Proyek Geotermal demi Investasi Pariwisata di Labuan Bajo, Warga Poco Leok Dikorbankan

S. Sasmono, Ahli Pembangkit Listrik Energi Terbarukan, juga memberikan pandangan mengenai potensi risiko proyek geotermal di Flores, yang merupakan bagian dari "Ring of Fire" atau cincin api.

Ruteng, Ekorantt.com – Proyek geotermal yang sedang dijalankan di Pulau Flores untuk memenuhi kebutuhan listrik Kota Pariwisata Labuan Bajo kini memicu polemik besar, dengan warga Poco Leok yang terancam kehilangan ruang hidup mereka.

Eksplorasi dan eksploitasi geotermal yang nantinya digalakkan oleh pemerintah dan PT PLN dianggap membawa dampak buruk terhadap lingkungan dan masyarakat setempat.

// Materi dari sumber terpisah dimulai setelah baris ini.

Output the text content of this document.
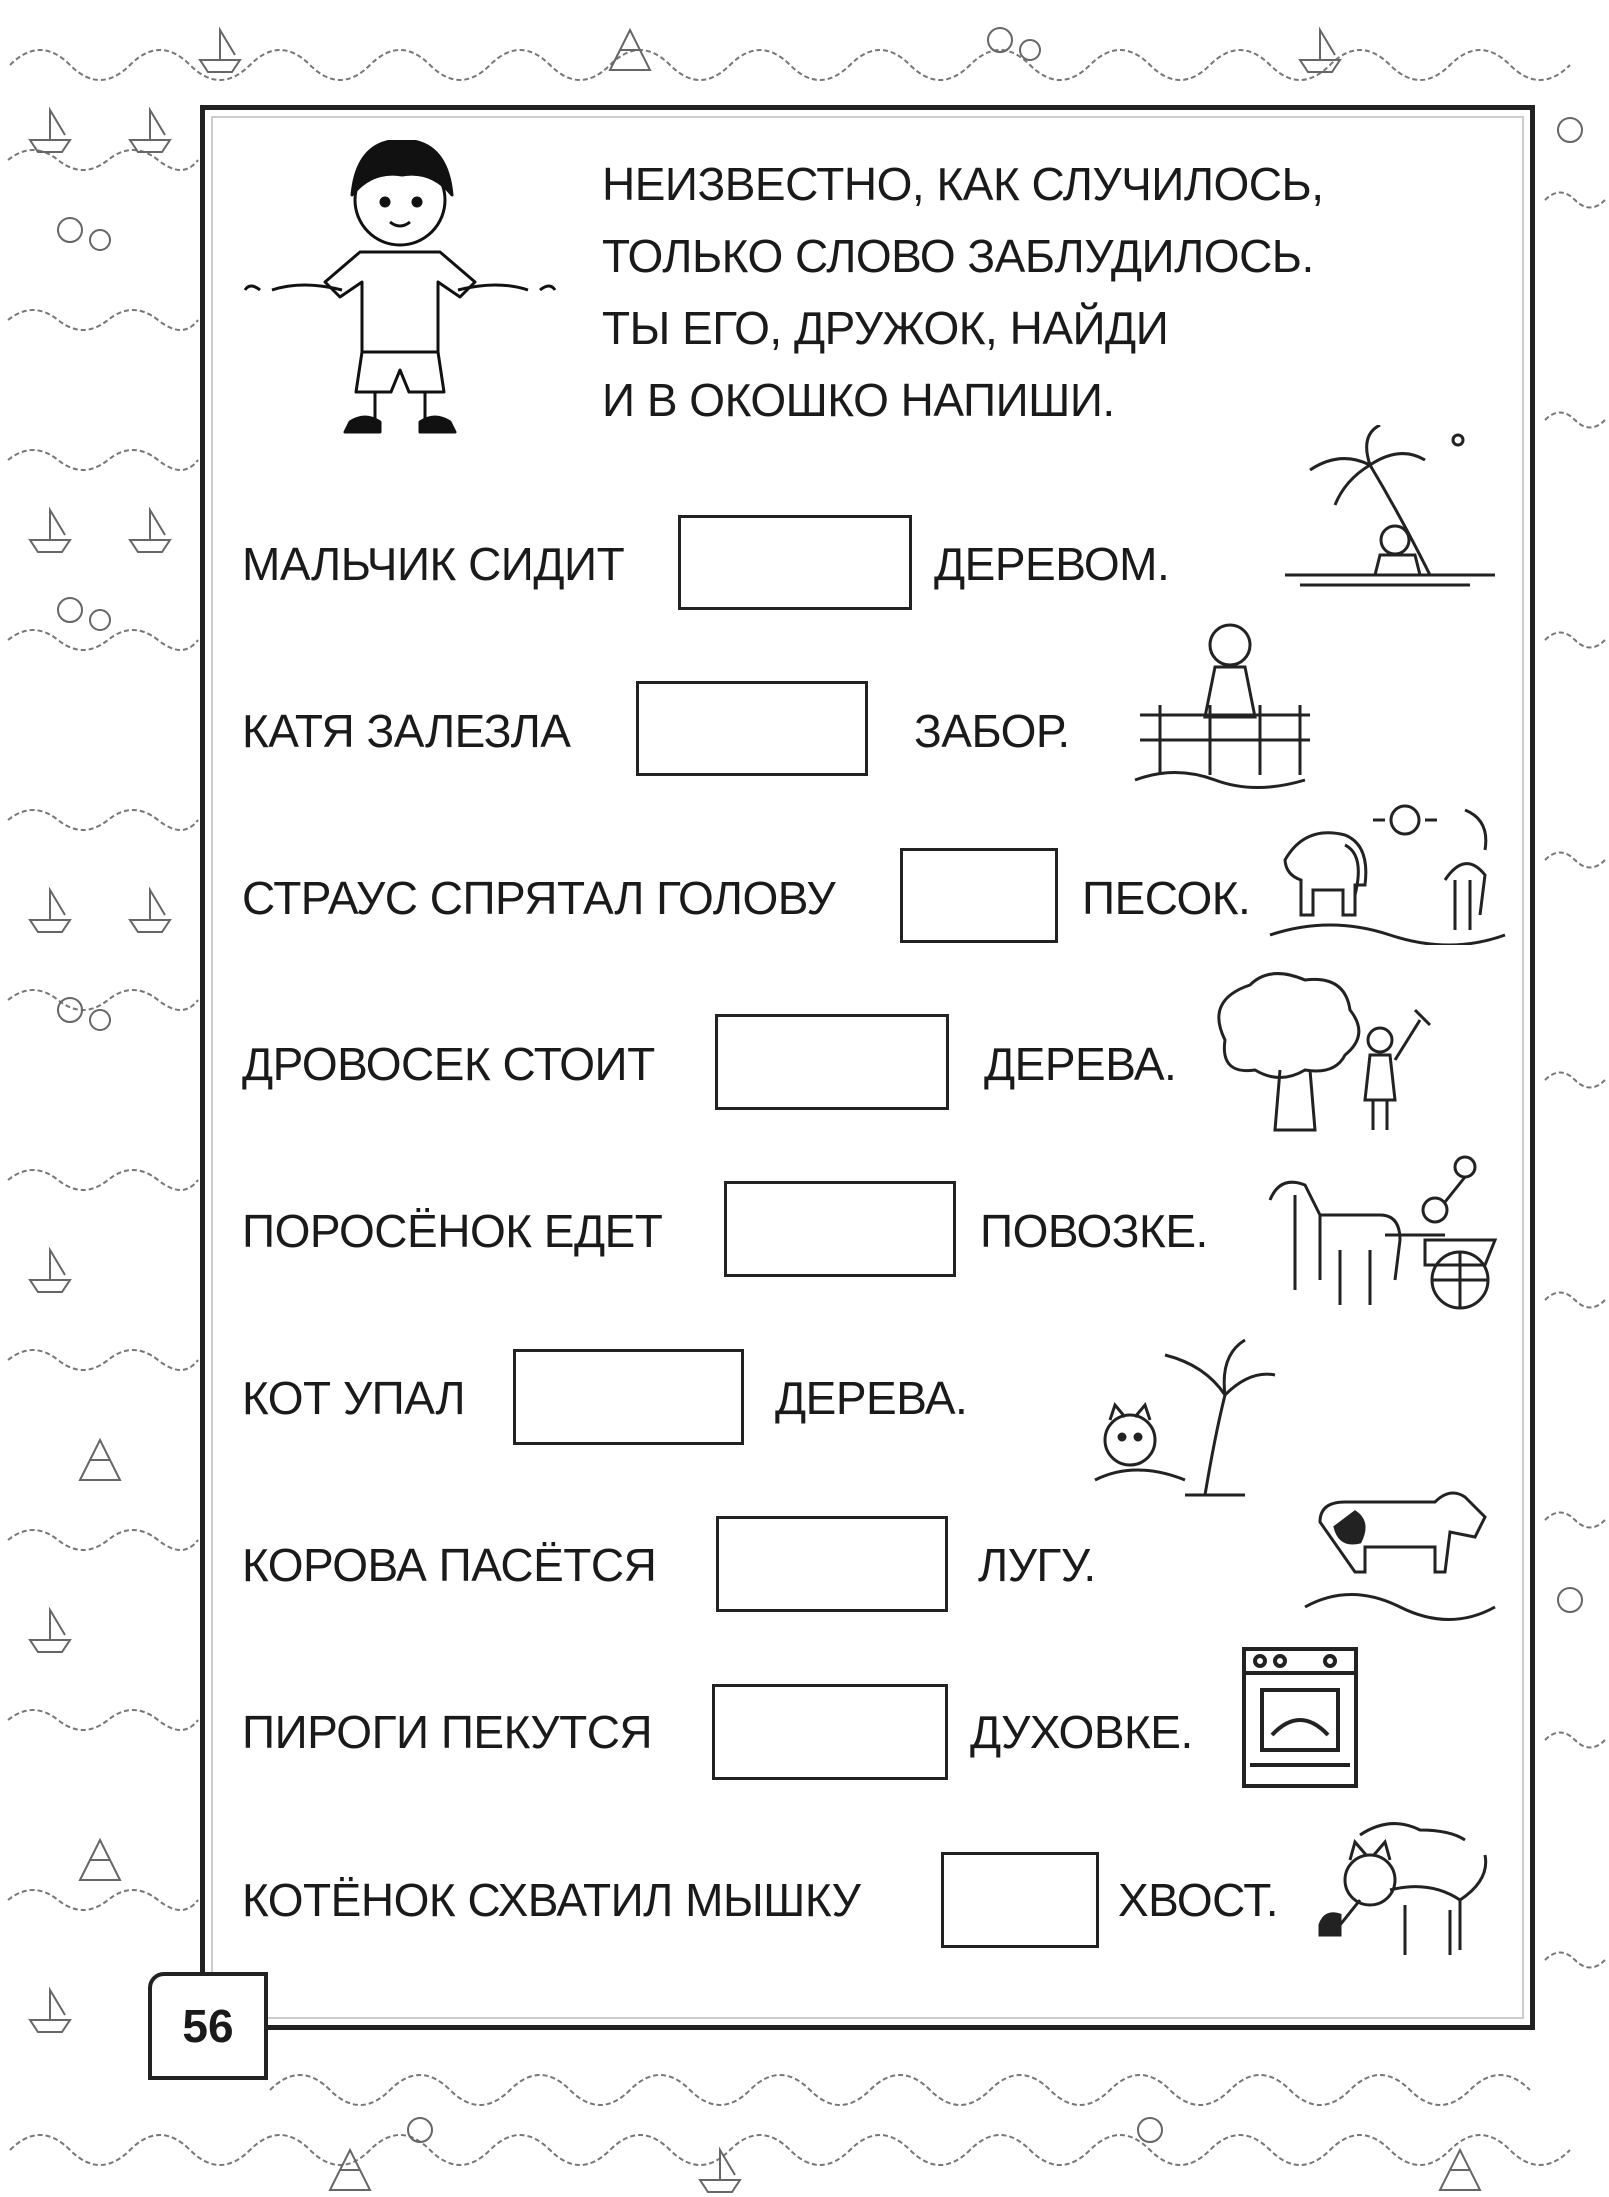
НЕИЗВЕСТНО, КАК СЛУЧИЛОСЬ,
ТОЛЬКО СЛОВО ЗАБЛУДИЛОСЬ.
ТЫ ЕГО, ДРУЖОК, НАЙДИ
И В ОКОШКО НАПИШИ.
МАЛЬЧИК СИДИТ	ДЕРЕВОМ.
КАТЯ ЗАЛЕЗЛА	ЗАБОР.
СТРАУС СПРЯТАЛ ГОЛОВУ	ПЕСОК.
ДРОВОСЕК СТОИТ	ДЕРЕВА.
ПОРОСЁНОК ЕДЕТ	ПОВОЗКЕ.
КОТ УПАЛ	ДЕРЕВА.
КОРОВА ПАСЁТСЯ	ЛУГУ.
ПИРОГИ ПЕКУТСЯ	ДУХОВКЕ.
КОТЁНОК СХВАТИЛ МЫШКУ	ХВОСТ.
56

Alfarhat Kasman, perwakilan dari Jaringan Advokasi Tambang (JATAM), dalam diskusi publik yang digelar Serikat Pemuda NTT pada Jumat, 14 Maret 2025, menegaskan bahwa meskipun proyek ini ditujukan untuk mendukung pariwisata di Labuan Bajo, namun dalam kenyataannya, berpotensi merusak alam, menghancurkan ekosistem, dan mengancam mata pencaharian warga Poco Leok.

“Demi pemenuhan listrik Kota Pariwisata Super Premium di Labuan Bajo, warga Poco Leok dikorbankan,” tegasnya.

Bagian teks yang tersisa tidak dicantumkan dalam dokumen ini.